6. If the confrontation is to take place, develop a disclosure statement and waiver form for the non patient to sign. This statement should explain that it is not a therapy session for the guest participant and may be distressing to him/her. the statement should point out that the session may lead to some discomfort on his/her part. the session may lead to a negative outcome and that possibility should be pointed out. If the guest participant chooses, he/she may leave with no discussion. If he/she participates, he/she should sign a waiver not to litigate over what happens during the session; 

7. Another option, with your patient’s permission, is to have a neutral observer conduct the joint session. This way, the boundaries and the duties between parties are more clearly defined. The aforementioned disclosure statement and waiver will delineate the roles and duties of the participants;

8. Keep in mind that your notes are your only evidence of what took place in therapy. Make sure your notes reflect how the memories surfaced and that you did not lead the patient to the conclusion that he/she was the victim of abuse; 

9. Since sodium amytal or sodium brevital are not “truth serums”, do not suggest that they are; 

10. Do not rely on statistics about frequency of child abuse or specific mental conditions being indicators of child abuse (i.e. eating disorders) Statistics are used to describe the probability of an event occurring in a random sample of larger population. Statistics cannot predict that a specific event will occur for a specific individual. 
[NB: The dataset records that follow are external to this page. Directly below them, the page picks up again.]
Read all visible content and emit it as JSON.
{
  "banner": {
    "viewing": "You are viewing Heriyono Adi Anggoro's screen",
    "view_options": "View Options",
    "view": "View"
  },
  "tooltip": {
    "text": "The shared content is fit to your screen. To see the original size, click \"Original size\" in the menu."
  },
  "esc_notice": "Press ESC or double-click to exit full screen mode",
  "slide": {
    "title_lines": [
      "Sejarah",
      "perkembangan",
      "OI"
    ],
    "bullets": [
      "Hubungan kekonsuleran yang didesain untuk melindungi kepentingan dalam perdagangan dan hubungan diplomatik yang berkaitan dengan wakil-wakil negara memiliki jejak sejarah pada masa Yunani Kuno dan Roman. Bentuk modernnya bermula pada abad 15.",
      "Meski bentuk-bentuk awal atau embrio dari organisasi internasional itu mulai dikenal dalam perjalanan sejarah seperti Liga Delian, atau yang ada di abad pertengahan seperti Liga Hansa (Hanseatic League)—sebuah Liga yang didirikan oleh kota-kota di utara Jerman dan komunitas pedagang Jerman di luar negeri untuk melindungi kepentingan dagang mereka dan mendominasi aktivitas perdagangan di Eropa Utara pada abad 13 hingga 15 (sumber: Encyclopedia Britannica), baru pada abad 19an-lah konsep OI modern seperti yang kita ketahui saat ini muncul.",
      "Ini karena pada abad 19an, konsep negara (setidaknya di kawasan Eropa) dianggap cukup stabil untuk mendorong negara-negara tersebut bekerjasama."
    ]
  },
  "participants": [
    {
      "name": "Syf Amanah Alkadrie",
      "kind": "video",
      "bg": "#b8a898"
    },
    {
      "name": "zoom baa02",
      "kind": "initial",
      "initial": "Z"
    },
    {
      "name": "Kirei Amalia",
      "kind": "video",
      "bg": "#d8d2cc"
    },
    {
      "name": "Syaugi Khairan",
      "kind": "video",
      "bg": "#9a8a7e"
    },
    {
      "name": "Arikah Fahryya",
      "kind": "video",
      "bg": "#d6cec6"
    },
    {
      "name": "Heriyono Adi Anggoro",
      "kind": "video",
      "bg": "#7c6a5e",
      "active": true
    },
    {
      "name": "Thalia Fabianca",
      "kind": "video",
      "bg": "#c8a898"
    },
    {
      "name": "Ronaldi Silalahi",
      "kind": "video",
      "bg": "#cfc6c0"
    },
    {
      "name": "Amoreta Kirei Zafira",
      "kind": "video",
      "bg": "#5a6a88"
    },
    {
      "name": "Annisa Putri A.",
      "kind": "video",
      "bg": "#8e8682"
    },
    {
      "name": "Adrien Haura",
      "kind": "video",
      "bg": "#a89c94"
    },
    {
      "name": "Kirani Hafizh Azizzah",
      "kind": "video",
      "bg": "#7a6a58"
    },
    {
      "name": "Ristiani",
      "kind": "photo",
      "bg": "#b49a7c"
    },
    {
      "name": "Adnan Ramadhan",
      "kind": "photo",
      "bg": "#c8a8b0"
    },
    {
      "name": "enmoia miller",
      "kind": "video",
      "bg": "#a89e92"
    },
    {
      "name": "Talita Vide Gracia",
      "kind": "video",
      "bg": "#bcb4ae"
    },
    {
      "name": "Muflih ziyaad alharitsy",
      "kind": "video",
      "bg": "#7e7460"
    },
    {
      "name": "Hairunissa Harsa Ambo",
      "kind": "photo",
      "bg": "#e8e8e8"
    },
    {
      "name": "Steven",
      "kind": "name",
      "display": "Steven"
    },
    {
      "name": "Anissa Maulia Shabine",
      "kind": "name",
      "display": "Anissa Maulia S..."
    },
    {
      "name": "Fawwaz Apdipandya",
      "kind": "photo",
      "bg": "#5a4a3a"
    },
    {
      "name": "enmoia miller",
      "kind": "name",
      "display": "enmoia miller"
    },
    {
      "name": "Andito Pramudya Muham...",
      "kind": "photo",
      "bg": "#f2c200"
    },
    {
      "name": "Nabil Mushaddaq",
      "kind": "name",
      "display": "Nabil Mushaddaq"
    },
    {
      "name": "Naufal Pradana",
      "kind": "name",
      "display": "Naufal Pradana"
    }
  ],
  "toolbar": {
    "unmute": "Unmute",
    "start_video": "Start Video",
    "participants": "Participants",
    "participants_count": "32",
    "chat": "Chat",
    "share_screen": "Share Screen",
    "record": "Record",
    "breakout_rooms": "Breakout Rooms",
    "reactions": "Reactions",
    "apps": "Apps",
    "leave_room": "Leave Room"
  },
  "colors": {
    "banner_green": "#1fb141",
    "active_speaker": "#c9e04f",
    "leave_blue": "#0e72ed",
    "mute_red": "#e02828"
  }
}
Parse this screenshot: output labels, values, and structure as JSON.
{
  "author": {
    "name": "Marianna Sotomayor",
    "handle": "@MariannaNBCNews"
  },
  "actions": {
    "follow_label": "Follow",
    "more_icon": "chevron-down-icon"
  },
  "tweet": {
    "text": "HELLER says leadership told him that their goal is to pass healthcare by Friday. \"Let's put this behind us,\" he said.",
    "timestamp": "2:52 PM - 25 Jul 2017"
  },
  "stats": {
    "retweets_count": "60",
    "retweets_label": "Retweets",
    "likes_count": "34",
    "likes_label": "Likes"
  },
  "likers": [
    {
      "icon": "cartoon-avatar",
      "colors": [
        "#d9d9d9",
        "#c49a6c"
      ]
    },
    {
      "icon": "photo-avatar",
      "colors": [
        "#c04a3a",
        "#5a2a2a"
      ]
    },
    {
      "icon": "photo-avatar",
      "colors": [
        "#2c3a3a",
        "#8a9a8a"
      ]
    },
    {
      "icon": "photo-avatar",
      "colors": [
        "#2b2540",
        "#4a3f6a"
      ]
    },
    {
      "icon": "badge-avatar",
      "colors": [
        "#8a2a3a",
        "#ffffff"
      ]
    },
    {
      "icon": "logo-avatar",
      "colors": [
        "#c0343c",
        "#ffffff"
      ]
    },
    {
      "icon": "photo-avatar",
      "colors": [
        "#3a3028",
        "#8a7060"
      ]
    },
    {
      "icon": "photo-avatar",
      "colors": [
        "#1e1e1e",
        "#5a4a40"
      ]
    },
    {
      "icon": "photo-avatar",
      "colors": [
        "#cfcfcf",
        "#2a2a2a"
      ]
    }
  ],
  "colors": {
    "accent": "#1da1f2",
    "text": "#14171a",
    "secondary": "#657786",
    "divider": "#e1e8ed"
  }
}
Keep in mind that the jury is a arbiter of the appropriate standard of care which is only subject to review by appellate courts. If enough juries come to the same conclusion and the appellate courts concur, consequent law and the standard of care are established. If lay people, who serve on juries, conclude that the mental health profession is not meeting their expectations, they may, throughout their decisions as jurors, alter the practice of therapy.